Let us go back in time and examine Mzee’s lifestyle in this house. Light fixtures are conspicuously absent as there was no electricity here at the time.
In the sitting room, there are five, long seats with hard linen covers that date back to the late 1950s. The fact that they have survived up to now means that they were made of hard wood, probably pod carpus.
On these seats, he held discussions with high profile visitors during the independence negotiations. The fact that there are five seats meant that the number of such visitors were limited. Michael Blundell, a well-known white farmer and politician may have sat on the seats a number of times as he was among the facilitators of these meetings.
Rising status
Kenyatta’s pact with the whites that they were welcome to stay on after independence and that their property was safe may have been uttered here.
On an adjacent desk lies a fixed telephone line — extension 2 — that allowed him to communicate with local government officials.
A huge portrait of Kenyatta hangs above the fireplace. On an opposite wall hangs his picture with a few friends from Maralal. Among them is Wanyiri Kimomori, Kenyatta’s close friend and a cobbler. Kimomori had been fetched from Nyahururu by the colonialists as he was an accomplished horse handler.
“The picture must have been taken somewhere within Maralal town. Kenyatta was allowed to visit the town but due to his rising status, he could not address more than ten people. That is why the number of people in the picture is exactly ten excluding Kenyatta,” says Rigano.
To the immediate left of the sitting room is a guest room. Here, Rigano says, is where any visitor could spend the night. Again, the fact that there is only one guest room meant that no more than a single visitor could be entertained by Kenyatta at any given time.

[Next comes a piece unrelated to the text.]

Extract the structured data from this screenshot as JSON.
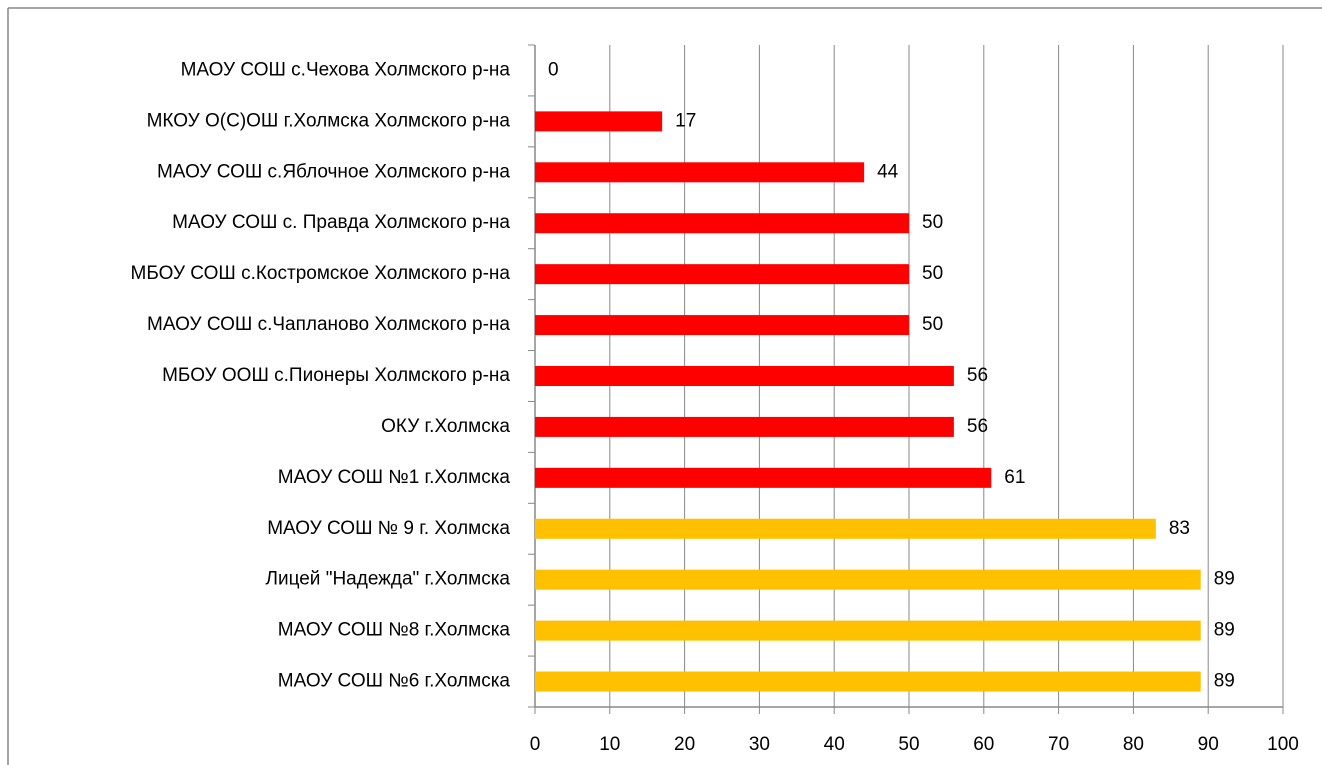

Next is Kenyatta’s bedroom comprising of a spring bed with a straw mattress. On top of a wooden cabinet is the good old, charcoal iron box. Next stands a full size mirror, another glimpse into the ‘good’ lifestyle that Mzee indulged in.
“Remember that Kenyatta was allowed to receive high ranking colonial officers. He would be notified of such visits in advance. This means he had to look his best hence the iron box and the king size mirror. That was not an ordinary prisoner’s life,” Rigano says.
Rigano tells us that it is possible to see Mount Kenya from the bedroom window, a feature that provided the best background as Kenyatta worked on his well known memoirs, Facing Mount Kenya.
This bedroom is also special for another reason: It was here that the first “Project Uhuru” was conceived.
When he visited the house on July 1, 2007, the current President wrote the following words on the visitors’ book: “Conceived in this house in the year of (our) Lord 1961. A pleasure to be back using my own two feet.”
A third bedroom housed Kenyatta’s two daughters, Christine Wambui, now Chritine Pratt and Jane Njeri.
In the kitchen stands another antique. A wood-powered oven that Kenyatta and Mama Ngina used for making meals as well as for baking not only for the small family but for the few guests as well. Since there were no house servants, we can only imagine the resilient wife scouring the neighbourhood, looking for dry logs to make a fire.